One of the biggest political problems with immigration in America is people who do not understand this fact. There is a sense that America, as the greatest, best country God has ever given man on the face of the earth, is a magical paradise that everyone in the world is dying to get into under any circumstances. The immigration system is set up to treat immigration as a privilege to be grudgingly bestowed.

It's not. America has immigrants because there are jobs, and when there are no jobs, there are no immigrants. During the recent recession, net immigration dropped to zero, including illegal immigrants, and may have actually reversed. When there are no jobs to be had, there is no flood of people trying to get in. It happens automatically, without needing to build alligator-filled moats.

Immigration is a win-win

The trade in labor that immigration represents is good for all the same reasons that any other trade is good: the commodity (labor) goes for the best price for the supplier to those who will most benefit from it, as indicated by their being willing to pay the most. As in all good trades, both parties benefit. Win-win. Simple!

It gets a little more complicated in the case of immigration, for a bunch of reasons. Firstly: are the suppliers and sellers in this transaction nations, or individuals? It can be looked at both ways.

If the parties in the trade are nations, then the benefit is rather lopsided to the receiving country: they get a new, productive worker, and any money they give that worker is mostly spent inside the receiving country, boosting that economy further. The sending country gets nothing -- even though it spent money educating that worker, providing them with healthcare, etc.. In practice, many immigrants send money back to family in their home country, a substantial flow of money known as remittances, but the majority of the benefit goes to the host country.

If the parties in the trade are individuals, the win-win nature is also obvious: the company gets a worker that they would otherwise have been unable to afford, and the worker gets a better-paying job than they would have got in their home country.

But there's a third way of looking at it, and this is where things get tricky.

Above, I could also have phrased what I said as "the company can hire an immigrant for less than a native would have been willing to work for". In practice, that's not usually how it works. Hiring an immigrant is generally more expensive and inconvenient than a native, and there are regulations in place that stipulate that an immigrant must be paid the same amount as similarly-qualified workers in equivalent jobs elsewhere in the country. If a company could find a native worker to do the same work for the same salary, it would be cheaper and easier to do so. However, the ability to hire immigrant workers at that salary does to some extent prevent the company from raising the salary it's willing to pay.

More simply: while the company wins, and the immigrant wins, a third party worker in the receiving country has, in one sense, lost: they could have got the job if they were willing to work for the same price as the immigrant, but not if they wanted more.

Immigration holds down labor prices, and this is where the trouble starts, because the connection between lower labor prices and greater prosperity for all is indirect and poorly understood.

Cheaper labor makes everybody richer

When labor is cheaper, the goods those workers make can be sold for less (and, in a competitive market, will be).
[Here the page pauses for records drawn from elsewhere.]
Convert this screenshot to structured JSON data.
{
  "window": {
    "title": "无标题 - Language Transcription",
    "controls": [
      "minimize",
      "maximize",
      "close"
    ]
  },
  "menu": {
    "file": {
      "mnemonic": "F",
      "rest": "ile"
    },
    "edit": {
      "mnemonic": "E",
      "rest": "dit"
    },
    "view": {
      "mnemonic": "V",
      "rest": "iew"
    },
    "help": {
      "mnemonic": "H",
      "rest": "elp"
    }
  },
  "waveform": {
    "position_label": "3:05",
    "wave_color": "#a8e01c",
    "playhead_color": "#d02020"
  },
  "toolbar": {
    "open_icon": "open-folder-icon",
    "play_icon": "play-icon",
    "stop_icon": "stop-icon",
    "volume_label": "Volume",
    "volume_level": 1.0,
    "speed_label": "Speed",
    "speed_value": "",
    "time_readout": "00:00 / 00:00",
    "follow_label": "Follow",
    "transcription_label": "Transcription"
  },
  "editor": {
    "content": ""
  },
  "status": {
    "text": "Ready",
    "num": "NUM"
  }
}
This means anybody buying those products is directly better off -- immigration has saved them money. They will then take that money and spend it on other things, and those sellers will spend it again on yet more things, until eventually somebody gets around to buying the goods being made by the third-party worker. He sells more of those goods, and so makes more money than before.
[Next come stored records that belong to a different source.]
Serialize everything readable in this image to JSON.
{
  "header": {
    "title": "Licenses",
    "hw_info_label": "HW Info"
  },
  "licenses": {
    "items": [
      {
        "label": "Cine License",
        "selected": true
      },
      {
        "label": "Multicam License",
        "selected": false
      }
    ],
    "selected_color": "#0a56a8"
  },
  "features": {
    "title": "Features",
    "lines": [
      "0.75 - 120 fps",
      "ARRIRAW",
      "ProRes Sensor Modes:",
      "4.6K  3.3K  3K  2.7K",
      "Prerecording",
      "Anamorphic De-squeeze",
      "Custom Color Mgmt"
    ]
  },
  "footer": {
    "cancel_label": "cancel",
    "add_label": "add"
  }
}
So from the perspective of an individual worker, immigration freezes or marginally lowers your numerical salary. In exchange, you -- and everybody else in the country -- get goods that are a little better, or a little cheaper. Even though the actual number of dollars in your salary stays the same, the amount of stuff you can buy with it gets bigger.

In addition, the total value created in the country as a whole is greater than if the immigrant had never arrived, because now there are two workers producing economic value instead of one.

If you want to fix the economy, fix immigration

Resistance to immigration is, fundamentally, an acknowledgement of the selfish impulse to be personally better off -- I want a higher salary for me -- rather than making the whole nation richer. That makes it a huge and obvious good economically, and a tough sell politically.

I have a lot more to write about immigration -- in particular, refutations of common arguments against it -- but I wanted to keep this quick and simple. But basically, if you love your country, you should be lobbying to make immigration easier.